AFF4 -The Advanced Forensics File Format

The Advanced Forensics File Format 4 (AFF4) is an open source format used for the storage of digital evidence and data.

It was originally designed and published in [1] and has since been standardised as the AFF4 Standard v1.0, which is available at https://github.com/aff4/Standard. This project is a work in progress implementation, providing two library implementations, C/C++ and Python.
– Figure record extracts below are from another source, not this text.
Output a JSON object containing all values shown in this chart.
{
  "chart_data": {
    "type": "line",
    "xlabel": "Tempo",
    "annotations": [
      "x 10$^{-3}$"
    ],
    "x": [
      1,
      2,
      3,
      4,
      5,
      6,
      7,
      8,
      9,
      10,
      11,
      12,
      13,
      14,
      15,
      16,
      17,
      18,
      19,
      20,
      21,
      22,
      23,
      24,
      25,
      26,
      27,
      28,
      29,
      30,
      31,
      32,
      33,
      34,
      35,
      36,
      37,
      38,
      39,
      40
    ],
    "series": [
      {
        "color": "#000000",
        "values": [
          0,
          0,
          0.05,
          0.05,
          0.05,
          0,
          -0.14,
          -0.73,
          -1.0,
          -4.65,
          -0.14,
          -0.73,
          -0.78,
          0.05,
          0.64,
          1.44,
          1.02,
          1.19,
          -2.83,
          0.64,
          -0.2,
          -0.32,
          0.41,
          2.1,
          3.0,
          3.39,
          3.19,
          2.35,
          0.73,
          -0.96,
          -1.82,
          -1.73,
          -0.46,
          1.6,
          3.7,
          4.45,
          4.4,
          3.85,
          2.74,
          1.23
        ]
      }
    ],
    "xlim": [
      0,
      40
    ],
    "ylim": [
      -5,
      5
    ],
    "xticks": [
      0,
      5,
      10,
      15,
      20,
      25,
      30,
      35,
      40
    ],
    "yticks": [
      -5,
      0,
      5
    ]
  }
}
What is currently supported.

The focus of this implementation at present is reading images conforming with the AFF4 Standard v1.0. Canonical images are provided in the AFF4 Reference Images github project at https://github.com/aff4/ReferenceImages

  1. Reading, writing & appending to ZipFile style volumes.
  2. Reading striped ZipFile volumes.
  3. Reading & writing AFF4 ImageStreams using the deflate or snappy compressor.
  4. Reading RDF metadata using Turtle (and to some degree YAML).
  5. Verification of linear and block hashed images.

What is in progress

  1. Reading & writing logical images.

What is not yet supported:

The write support in the libraries is currently broken and being worked on. Other aspects of the AFF4 that have not yet been implemented in this codebase include:

  1. Encrypted AFF4 volumes.
  2. Persistent data store.
  3. HTTP backed streams.
  4. Support for signed statements or Bill of Materials.

Notice

This is not an official Google product (experimental or otherwise), it is just code that happens to be owned by Google and Schatz Forensic.

References

[1] "Extending the advanced forensic format to accommodate multiple data sources, logical evidence, arbitrary information and forensic workflow" M.I. Cohen, Simson Garfinkel and Bradley Schatz, digital investigation 6 (2009) S57–S68.